Let $A$ be an $m \times n$ matrix of rank $m.$ Let $b \in \mathbb{R}^m$ be arbitrary. If $A'$ is the reduced echelon form of $A$, then $A'$ has a pivot in every row, so the matrix $\begin{bmatrix}A \thinspace | \thinspace b \end{bmatrix}$ does not have a pivot in the last column and thus the system $Ax=b$ has a solution. Since $b$ was arbitrary, we conclude that the system $Ax=b$ has a solution for every $b \in \mathbb{R}^m.$ In particular, for all $i=1,\ldots,m,$ the system $Ax=e_i$ (where $e_i=(0,\ldots,1,\ldots,0)^{t},$ the 1 in the $i$th component) has a solution, say $r_i$ for every $i$, that is, $$ Ar_1=e_1, Ar_2=e_2,\hspace{0.4cm} \ldots \hspace{0.4cm} Ar_m=e_m.$$ Let $R=\begin{bmatrix} r_1 & \cdots & r_m\end{bmatrix}.$ Then $$ AR=A\cdot \begin{bmatrix} r_1 & \cdots & r_m\end{bmatrix}=\begin{bmatrix} Ar_1 & \cdots & Ar_m\end{bmatrix}=\begin{bmatrix} e_1 & \cdots & e_m\end{bmatrix}=I_m.$$
If $A$ is $m\times n$, then it represents a linear map $T_A:\mathbb{R}^n\longrightarrow \mathbb{R}^m$. That its rank equals $m$ also implies that the image of $T_A$ is all of $\mathbb{R}^m$, ie, it is surjective.
For each $i\in\{1,\dots,m\}$, choose some $v_i\in {T_A}^{-1}(\{e_i\})$ and let $V=\bigoplus_{i=1}^m\text{span}(v_i)$. Notice that $V\subset\mathbb{R}^n$ is $m$-dimensional, and $A(V)=\mathbb{R}^m$.
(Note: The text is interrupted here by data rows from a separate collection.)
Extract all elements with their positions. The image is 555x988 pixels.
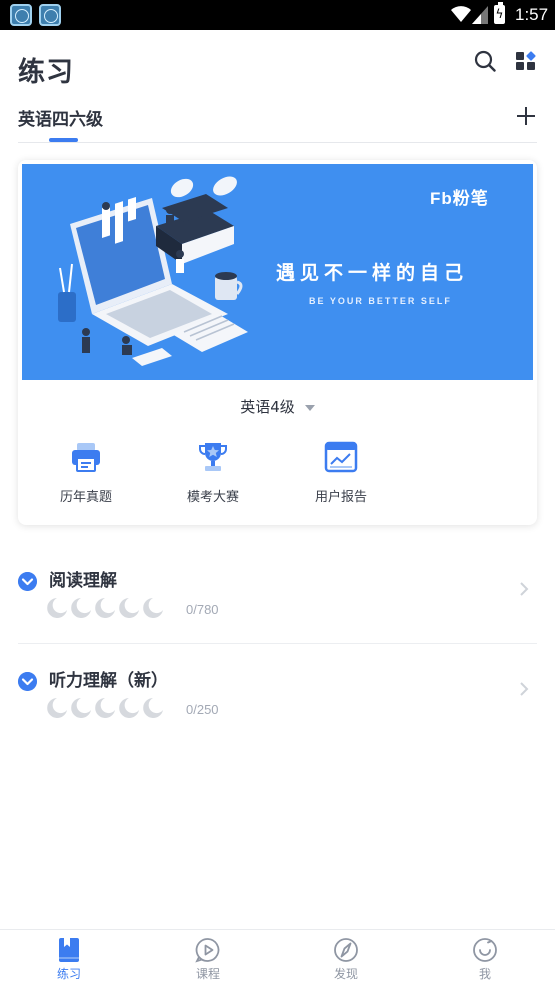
- banner-subline: BE YOUR BETTER SELF: [309, 296, 452, 306]
- chevron-down-icon[interactable]: [18, 572, 37, 591]
- nav-item-courses[interactable]: 课程: [139, 930, 277, 988]
- status-bar: 1:57: [0, 0, 555, 30]
- level-select[interactable]: 英语4级: [18, 396, 537, 417]
- status-time: 1:57: [515, 5, 549, 24]
- list-item-reading[interactable]: 阅读理解 0/780: [18, 543, 537, 643]
- chevron-right-icon[interactable]: [519, 582, 529, 596]
- nav-label: 发现: [333, 967, 358, 981]
- shortcut-label: 模考大赛: [186, 490, 239, 505]
- signal-icon: [472, 6, 488, 24]
- play-bubble-icon: [195, 938, 220, 963]
- nav-item-me[interactable]: 我: [416, 930, 554, 988]
- notification-app-icon: [39, 4, 61, 26]
- shortcut-user-report[interactable]: 用户报告: [291, 440, 391, 505]
- nav-label: 我: [478, 967, 491, 981]
- level-moons: [47, 698, 163, 718]
- nav-item-practice[interactable]: 练习: [0, 930, 138, 988]
- plus-icon[interactable]: [515, 105, 537, 127]
- page-title: 练习: [18, 57, 74, 88]
- printer-icon: [72, 443, 100, 472]
- notification-app-icon: [10, 4, 32, 26]
- book-icon: [59, 938, 79, 962]
- grid-icon[interactable]: [516, 51, 536, 71]
- exam-card: Fb粉笔 遇见不一样的自己 BE YOUR BETTER SELF 英语4级 历…: [18, 160, 537, 525]
- list-item-listening[interactable]: 听力理解（新） 0/250: [18, 643, 537, 743]
- smile-icon: [473, 938, 497, 962]
- subject-title: 听力理解（新）: [49, 671, 168, 691]
- battery-icon: [494, 2, 505, 24]
- nav-label: 练习: [56, 967, 81, 981]
- subject-progress: 0/780: [186, 602, 219, 617]
- exam-tab-bar: 英语四六级: [18, 100, 537, 143]
- fenbi-logo: Fb粉笔: [430, 189, 489, 208]
- shortcut-label: 用户报告: [314, 490, 367, 505]
- caret-down-icon: [304, 404, 315, 411]
- trophy-icon: [199, 443, 227, 471]
- chevron-down-icon[interactable]: [18, 672, 37, 691]
- nav-label: 课程: [195, 967, 220, 981]
- subject-title: 阅读理解: [49, 571, 117, 591]
- banner-headline: 遇见不一样的自己: [276, 262, 469, 284]
- shortcut-label: 历年真题: [59, 490, 112, 505]
- shortcut-past-exams[interactable]: 历年真题: [36, 440, 136, 505]
- bottom-nav: 练习 课程 发现 我: [0, 929, 555, 988]
- shortcut-mock-contest[interactable]: 模考大赛: [163, 440, 263, 505]
- subject-progress: 0/250: [186, 702, 219, 717]
- report-chart-icon: [324, 441, 358, 473]
- nav-item-discover[interactable]: 发现: [277, 930, 415, 988]
- compass-icon: [334, 938, 358, 962]
- level-select-value: 英语4级: [240, 398, 295, 416]
- promo-banner[interactable]: Fb粉笔 遇见不一样的自己 BE YOUR BETTER SELF: [22, 164, 533, 380]
- chevron-right-icon[interactable]: [519, 682, 529, 696]
- tab-cet[interactable]: 英语四六级: [18, 105, 103, 130]
- search-icon[interactable]: [474, 50, 496, 72]
- level-moons: [47, 598, 163, 618]
- tab-active-indicator: [49, 138, 78, 142]
- wifi-icon: [451, 6, 471, 22]
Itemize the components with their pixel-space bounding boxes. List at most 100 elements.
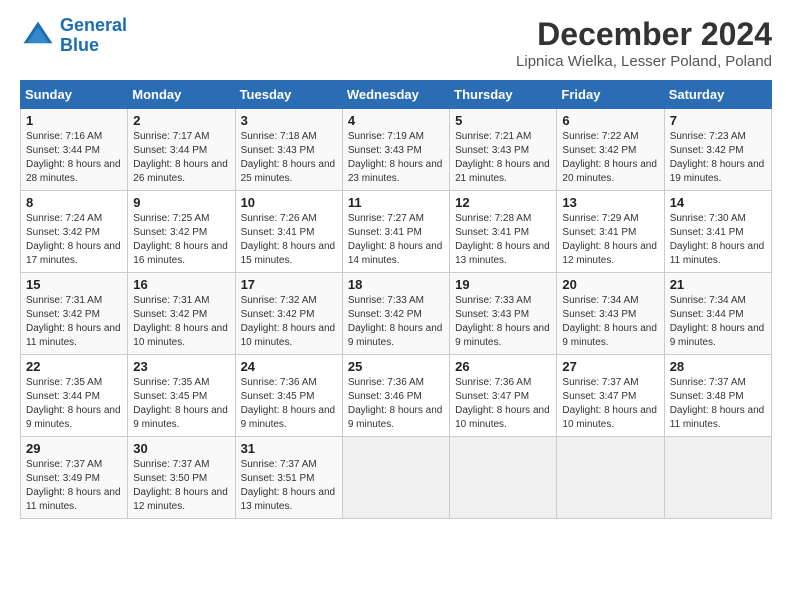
day-info: Sunrise: 7:31 AM Sunset: 3:42 PM Dayligh…	[26, 294, 122, 350]
day-info: Sunrise: 7:37 AM Sunset: 3:49 PM Dayligh…	[26, 458, 122, 514]
day-number: 27	[562, 359, 658, 374]
day-number: 21	[670, 277, 766, 292]
calendar-day-cell: 7Sunrise: 7:23 AM Sunset: 3:42 PM Daylig…	[664, 109, 771, 191]
day-info: Sunrise: 7:24 AM Sunset: 3:42 PM Dayligh…	[26, 212, 122, 268]
day-number: 15	[26, 277, 122, 292]
day-info: Sunrise: 7:34 AM Sunset: 3:44 PM Dayligh…	[670, 294, 766, 350]
day-number: 19	[455, 277, 551, 292]
calendar-day-cell: 19 Sunrise: 7:33 AM Sunset: 3:43 PM Dayli…	[450, 273, 557, 355]
calendar-day-cell: 6Sunrise: 7:22 AM Sunset: 3:42 PM Daylig…	[557, 109, 664, 191]
calendar-day-cell: 29 Sunrise: 7:37 AM Sunset: 3:49 PM Dayli…	[21, 437, 128, 519]
logo: General Blue	[20, 16, 127, 56]
calendar-body: 1Sunrise: 7:16 AM Sunset: 3:44 PM Daylig…	[21, 109, 772, 519]
day-number: 13	[562, 195, 658, 210]
title-area: December 2024 Lipnica Wielka, Lesser Pol…	[516, 16, 772, 70]
day-info: Sunrise: 7:28 AM Sunset: 3:41 PM Dayligh…	[455, 212, 551, 268]
day-info: Sunrise: 7:36 AM Sunset: 3:46 PM Dayligh…	[348, 376, 444, 432]
calendar-day-cell: 28 Sunrise: 7:37 AM Sunset: 3:48 PM Dayli…	[664, 355, 771, 437]
day-number: 5	[455, 113, 551, 128]
calendar-day-cell: 31 Sunrise: 7:37 AM Sunset: 3:51 PM Dayli…	[235, 437, 342, 519]
calendar-day-cell: 13 Sunrise: 7:29 AM Sunset: 3:41 PM Dayli…	[557, 191, 664, 273]
calendar-day-cell: 5Sunrise: 7:21 AM Sunset: 3:43 PM Daylig…	[450, 109, 557, 191]
day-number: 14	[670, 195, 766, 210]
day-number: 30	[133, 441, 229, 456]
weekday-header-cell: Friday	[557, 81, 664, 109]
day-info: Sunrise: 7:23 AM Sunset: 3:42 PM Dayligh…	[670, 130, 766, 186]
day-number: 16	[133, 277, 229, 292]
day-info: Sunrise: 7:37 AM Sunset: 3:50 PM Dayligh…	[133, 458, 229, 514]
calendar-day-cell: 4 Sunrise: 7:19 AM Sunset: 3:43 PM Daylig…	[342, 109, 449, 191]
calendar-day-cell: 11 Sunrise: 7:27 AM Sunset: 3:41 PM Dayli…	[342, 191, 449, 273]
page-header: General Blue December 2024 Lipnica Wielk…	[20, 16, 772, 70]
day-info: Sunrise: 7:36 AM Sunset: 3:47 PM Dayligh…	[455, 376, 551, 432]
calendar-day-cell	[450, 437, 557, 519]
calendar-day-cell: 23 Sunrise: 7:35 AM Sunset: 3:45 PM Dayli…	[128, 355, 235, 437]
day-info: Sunrise: 7:22 AM Sunset: 3:42 PM Dayligh…	[562, 130, 658, 186]
logo-text: General Blue	[60, 16, 127, 56]
day-info: Sunrise: 7:18 AM Sunset: 3:43 PM Dayligh…	[241, 130, 337, 186]
logo-icon	[20, 18, 56, 54]
day-number: 8	[26, 195, 122, 210]
weekday-header-cell: Thursday	[450, 81, 557, 109]
day-info: Sunrise: 7:37 AM Sunset: 3:51 PM Dayligh…	[241, 458, 337, 514]
weekday-header-row: SundayMondayTuesdayWednesdayThursdayFrid…	[21, 81, 772, 109]
day-info: Sunrise: 7:37 AM Sunset: 3:48 PM Dayligh…	[670, 376, 766, 432]
day-info: Sunrise: 7:32 AM Sunset: 3:42 PM Dayligh…	[241, 294, 337, 350]
weekday-header-cell: Sunday	[21, 81, 128, 109]
day-number: 11	[348, 195, 444, 210]
calendar-week-row: 15 Sunrise: 7:31 AM Sunset: 3:42 PM Dayli…	[21, 273, 772, 355]
day-info: Sunrise: 7:19 AM Sunset: 3:43 PM Dayligh…	[348, 130, 444, 186]
location-title: Lipnica Wielka, Lesser Poland, Poland	[516, 53, 772, 70]
day-info: Sunrise: 7:27 AM Sunset: 3:41 PM Dayligh…	[348, 212, 444, 268]
day-info: Sunrise: 7:26 AM Sunset: 3:41 PM Dayligh…	[241, 212, 337, 268]
calendar-day-cell: 26 Sunrise: 7:36 AM Sunset: 3:47 PM Dayli…	[450, 355, 557, 437]
calendar-day-cell: 21 Sunrise: 7:34 AM Sunset: 3:44 PM Dayli…	[664, 273, 771, 355]
day-info: Sunrise: 7:25 AM Sunset: 3:42 PM Dayligh…	[133, 212, 229, 268]
day-number: 3	[241, 113, 337, 128]
day-number: 23	[133, 359, 229, 374]
day-info: Sunrise: 7:29 AM Sunset: 3:41 PM Dayligh…	[562, 212, 658, 268]
day-number: 24	[241, 359, 337, 374]
day-number: 31	[241, 441, 337, 456]
day-number: 29	[26, 441, 122, 456]
calendar-table: SundayMondayTuesdayWednesdayThursdayFrid…	[20, 80, 772, 519]
day-info: Sunrise: 7:33 AM Sunset: 3:42 PM Dayligh…	[348, 294, 444, 350]
day-info: Sunrise: 7:37 AM Sunset: 3:47 PM Dayligh…	[562, 376, 658, 432]
weekday-header-cell: Wednesday	[342, 81, 449, 109]
day-info: Sunrise: 7:34 AM Sunset: 3:43 PM Dayligh…	[562, 294, 658, 350]
day-number: 17	[241, 277, 337, 292]
calendar-day-cell: 24 Sunrise: 7:36 AM Sunset: 3:45 PM Dayli…	[235, 355, 342, 437]
day-number: 2	[133, 113, 229, 128]
day-info: Sunrise: 7:33 AM Sunset: 3:43 PM Dayligh…	[455, 294, 551, 350]
calendar-week-row: 29 Sunrise: 7:37 AM Sunset: 3:49 PM Dayli…	[21, 437, 772, 519]
calendar-day-cell: 15 Sunrise: 7:31 AM Sunset: 3:42 PM Dayli…	[21, 273, 128, 355]
day-info: Sunrise: 7:36 AM Sunset: 3:45 PM Dayligh…	[241, 376, 337, 432]
calendar-day-cell: 27 Sunrise: 7:37 AM Sunset: 3:47 PM Dayli…	[557, 355, 664, 437]
calendar-day-cell: 8 Sunrise: 7:24 AM Sunset: 3:42 PM Daylig…	[21, 191, 128, 273]
calendar-day-cell: 1Sunrise: 7:16 AM Sunset: 3:44 PM Daylig…	[21, 109, 128, 191]
day-number: 1	[26, 113, 122, 128]
day-number: 25	[348, 359, 444, 374]
calendar-day-cell	[557, 437, 664, 519]
calendar-day-cell: 3 Sunrise: 7:18 AM Sunset: 3:43 PM Daylig…	[235, 109, 342, 191]
day-number: 10	[241, 195, 337, 210]
day-number: 26	[455, 359, 551, 374]
calendar-week-row: 1Sunrise: 7:16 AM Sunset: 3:44 PM Daylig…	[21, 109, 772, 191]
day-number: 20	[562, 277, 658, 292]
calendar-day-cell: 22Sunrise: 7:35 AM Sunset: 3:44 PM Dayli…	[21, 355, 128, 437]
calendar-week-row: 8 Sunrise: 7:24 AM Sunset: 3:42 PM Daylig…	[21, 191, 772, 273]
day-info: Sunrise: 7:35 AM Sunset: 3:45 PM Dayligh…	[133, 376, 229, 432]
day-info: Sunrise: 7:17 AM Sunset: 3:44 PM Dayligh…	[133, 130, 229, 186]
weekday-header-cell: Saturday	[664, 81, 771, 109]
calendar-day-cell: 2 Sunrise: 7:17 AM Sunset: 3:44 PM Daylig…	[128, 109, 235, 191]
month-title: December 2024	[516, 16, 772, 53]
day-number: 28	[670, 359, 766, 374]
day-number: 4	[348, 113, 444, 128]
calendar-day-cell: 9Sunrise: 7:25 AM Sunset: 3:42 PM Daylig…	[128, 191, 235, 273]
calendar-day-cell: 25 Sunrise: 7:36 AM Sunset: 3:46 PM Dayli…	[342, 355, 449, 437]
calendar-day-cell: 12Sunrise: 7:28 AM Sunset: 3:41 PM Dayli…	[450, 191, 557, 273]
calendar-day-cell: 16 Sunrise: 7:31 AM Sunset: 3:42 PM Dayli…	[128, 273, 235, 355]
day-info: Sunrise: 7:31 AM Sunset: 3:42 PM Dayligh…	[133, 294, 229, 350]
calendar-week-row: 22Sunrise: 7:35 AM Sunset: 3:44 PM Dayli…	[21, 355, 772, 437]
calendar-day-cell: 17 Sunrise: 7:32 AM Sunset: 3:42 PM Dayli…	[235, 273, 342, 355]
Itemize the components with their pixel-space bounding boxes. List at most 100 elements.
A right inverse $B$ would be an $n\times m$ matrix such that $AB=I_m$, the $m\times m$ identity. Such a $B$ would represent a linear map $T_B:\mathbb{R}^m\longrightarrow \mathbb{R}^n$, and can be defined as follows. Let $Be_i=v_i$ for each $i=1,\dots,m$. Since this defines $B$ throughout a basis of $\mathbb{R}^m$, it defines $B$ entirely. It's also easy to see by construction that $ABv=v$, so we're done.